At the Pac-12 Tournament Championship in Tucson, Arizona, the Utes ended the Bruins’ 25-game winning streak.
“It’s not rocket science. That’s literally all it was. You beat me that way, we’re going to figure out how you beat me and not let it happen again,” she said. “We beat Washington when it counted in the tournament and we beat UCLA when it counted in the tournament. We’re on a nine-game winning streak.
Hogue said she wasn’t too shocked when the Bruins failed to qualify for NCAA Regionals last week despite playing at home, where they fell to Liberty and Grand Canyon.
“Our game has grown so much. It’s hard to look past anyone,” she said. “As long as you’re on the same diamond, I’ll never be surprised when someone gets beat up. It’s so hard to win games against anyone.
Make a splash — again
On Monday, Utah posted a video to social media of players — dressed in full uniforms — and coaches jumping into the campus pool.
It’s a tradition that goes back about 30 years.
During Hogue’s first season at Utah in 1991, the Utes eliminated Texas A&M in College Station, Texas to qualify for the College World Series. After the game, the team bus parked at the side of the hotel where Utah was staying.
“Our team got off the bus and went straight to the pool. The bus driver got on, our athletic director, Fern Gardner, was in the pool. Everybody got in the pool,” Hogue said. “It was such an iconic moment. After that, it became a thing for our team. You win championships and you enter the pool.
The Utes did it again when they returned to the College World Series in Hogue’s 1994 senior season.
“It became a thing,” she said. “So much so that I brought it with me when I coached at Salt Lake Community College.”
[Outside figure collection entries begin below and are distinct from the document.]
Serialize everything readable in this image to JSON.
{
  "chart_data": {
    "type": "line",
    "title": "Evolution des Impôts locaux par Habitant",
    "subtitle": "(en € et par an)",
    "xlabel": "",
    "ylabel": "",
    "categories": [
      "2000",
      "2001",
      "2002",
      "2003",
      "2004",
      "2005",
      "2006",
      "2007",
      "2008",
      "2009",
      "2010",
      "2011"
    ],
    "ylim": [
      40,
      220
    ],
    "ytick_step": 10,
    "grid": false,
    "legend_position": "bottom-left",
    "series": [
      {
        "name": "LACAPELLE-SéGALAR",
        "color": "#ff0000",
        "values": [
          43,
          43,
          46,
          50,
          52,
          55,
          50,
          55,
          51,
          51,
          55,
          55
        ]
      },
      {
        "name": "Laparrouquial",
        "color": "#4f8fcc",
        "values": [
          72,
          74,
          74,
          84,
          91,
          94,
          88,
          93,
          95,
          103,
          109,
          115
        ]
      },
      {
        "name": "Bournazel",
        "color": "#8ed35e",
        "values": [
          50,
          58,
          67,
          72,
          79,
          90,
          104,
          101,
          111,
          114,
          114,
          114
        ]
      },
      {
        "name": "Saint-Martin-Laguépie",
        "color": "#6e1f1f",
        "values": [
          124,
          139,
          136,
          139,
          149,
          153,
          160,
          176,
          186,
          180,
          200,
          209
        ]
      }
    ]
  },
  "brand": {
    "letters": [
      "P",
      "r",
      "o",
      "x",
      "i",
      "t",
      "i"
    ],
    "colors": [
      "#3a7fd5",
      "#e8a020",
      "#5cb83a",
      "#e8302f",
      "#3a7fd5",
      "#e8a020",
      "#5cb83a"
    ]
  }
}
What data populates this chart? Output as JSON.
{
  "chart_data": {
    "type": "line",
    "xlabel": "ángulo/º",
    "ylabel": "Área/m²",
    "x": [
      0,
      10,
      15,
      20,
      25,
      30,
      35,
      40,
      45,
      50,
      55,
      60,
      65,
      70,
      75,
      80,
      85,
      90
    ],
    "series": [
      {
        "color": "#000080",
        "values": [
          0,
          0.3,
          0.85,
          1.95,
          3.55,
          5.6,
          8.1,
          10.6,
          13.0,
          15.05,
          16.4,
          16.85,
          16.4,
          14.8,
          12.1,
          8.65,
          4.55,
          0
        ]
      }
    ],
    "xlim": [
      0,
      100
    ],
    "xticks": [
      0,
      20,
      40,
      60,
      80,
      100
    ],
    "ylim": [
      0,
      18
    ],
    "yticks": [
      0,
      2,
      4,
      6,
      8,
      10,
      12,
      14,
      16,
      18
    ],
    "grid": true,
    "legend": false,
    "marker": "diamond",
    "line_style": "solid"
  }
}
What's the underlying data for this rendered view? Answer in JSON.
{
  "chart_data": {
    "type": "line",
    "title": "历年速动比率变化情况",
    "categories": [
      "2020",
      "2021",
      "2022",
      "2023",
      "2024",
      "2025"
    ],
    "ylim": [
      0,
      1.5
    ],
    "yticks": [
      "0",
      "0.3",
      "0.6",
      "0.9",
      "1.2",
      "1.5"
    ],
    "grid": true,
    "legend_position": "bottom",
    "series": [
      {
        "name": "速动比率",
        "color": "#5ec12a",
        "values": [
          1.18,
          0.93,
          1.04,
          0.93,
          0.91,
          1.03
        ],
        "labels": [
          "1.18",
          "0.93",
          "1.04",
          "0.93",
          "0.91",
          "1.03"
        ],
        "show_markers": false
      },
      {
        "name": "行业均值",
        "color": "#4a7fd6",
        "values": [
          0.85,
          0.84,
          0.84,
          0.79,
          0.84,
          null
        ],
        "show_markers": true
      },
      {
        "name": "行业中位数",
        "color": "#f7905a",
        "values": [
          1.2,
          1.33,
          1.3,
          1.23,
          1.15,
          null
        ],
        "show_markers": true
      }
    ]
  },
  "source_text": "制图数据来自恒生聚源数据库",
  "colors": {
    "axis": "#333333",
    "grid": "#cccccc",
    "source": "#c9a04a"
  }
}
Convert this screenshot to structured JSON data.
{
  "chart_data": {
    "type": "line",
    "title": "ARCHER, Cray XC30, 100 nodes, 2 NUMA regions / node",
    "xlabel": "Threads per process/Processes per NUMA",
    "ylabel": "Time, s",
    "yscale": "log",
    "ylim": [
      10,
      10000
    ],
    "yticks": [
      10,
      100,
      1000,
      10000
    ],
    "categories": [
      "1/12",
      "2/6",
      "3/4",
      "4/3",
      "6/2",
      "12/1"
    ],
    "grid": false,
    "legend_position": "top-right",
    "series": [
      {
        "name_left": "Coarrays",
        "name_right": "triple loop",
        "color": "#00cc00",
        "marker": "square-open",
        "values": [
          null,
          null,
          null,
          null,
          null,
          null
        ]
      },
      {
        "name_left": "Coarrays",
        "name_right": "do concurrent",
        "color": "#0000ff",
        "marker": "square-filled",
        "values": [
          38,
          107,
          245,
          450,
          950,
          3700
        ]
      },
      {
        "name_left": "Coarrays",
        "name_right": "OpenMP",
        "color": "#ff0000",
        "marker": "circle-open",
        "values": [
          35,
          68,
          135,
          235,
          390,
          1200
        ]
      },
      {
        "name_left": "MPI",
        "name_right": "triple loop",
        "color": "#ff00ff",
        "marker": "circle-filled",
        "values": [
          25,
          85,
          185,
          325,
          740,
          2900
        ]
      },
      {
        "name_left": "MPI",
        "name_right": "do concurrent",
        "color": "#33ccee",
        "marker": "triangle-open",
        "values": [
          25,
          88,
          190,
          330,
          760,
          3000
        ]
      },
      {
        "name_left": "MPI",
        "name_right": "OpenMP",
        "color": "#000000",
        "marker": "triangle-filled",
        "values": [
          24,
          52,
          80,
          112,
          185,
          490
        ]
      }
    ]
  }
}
And sometimes the party didn’t take place in a swimming pool. While coaching the SLCC, Hogue’s team won the conference title at North Idaho College.
“I was six months pregnant. I beat everybody up at (Lake Coeur d’Alene). They thought we were going to have a meeting in left field as usual and they turned around and looked, because the lake was right there, three football fields away, it was a long run for a six-month-pregnant woman,” she recalls. “The team turned around and saw me running. one said, ‘She’s running to the lake!’ They all jumped in the lake. It’s something that started when I was a player.
It happened again in 2016, when Utah knocked out Kentucky on the road in the regional. The video of the Utes jumping into a swimming pool has gone viral. Months later, at the Pac-12 softball coaches meetings, the Pac-12 marketing department said the video received the most views of anything Pac-12 softball that year. .
“They said, ‘This is a big deal.’ We didn’t do it to try to be a big deal. We were just us. Some people thought it looked fun,” Hogue said. “That’s why we did it, because it was fun. We don’t do this for the subscribers, but we do it because it’s what we do and it’s fun.
Earlier this month, at the Pac-12 tournament, the Utes took the plunge again.
“We almost got fined $500 at the resort because it’s not good for their pool,” she said. “This time we made sure at home we had a place to jump, so it was a bit more organised. I have some cool pics of us wet, in uniform, from 1991. I think that’s a pretty fun tradition.
This weekend, Utah hopes to continue that tradition — taking another jump in a pool after earning a berth at the College World Series.
Head coach Amy Hogue works out with the Utah softball team during a practice at Dumke Family Softball Stadium in Salt Lake City on Tuesday, May 16, 2023.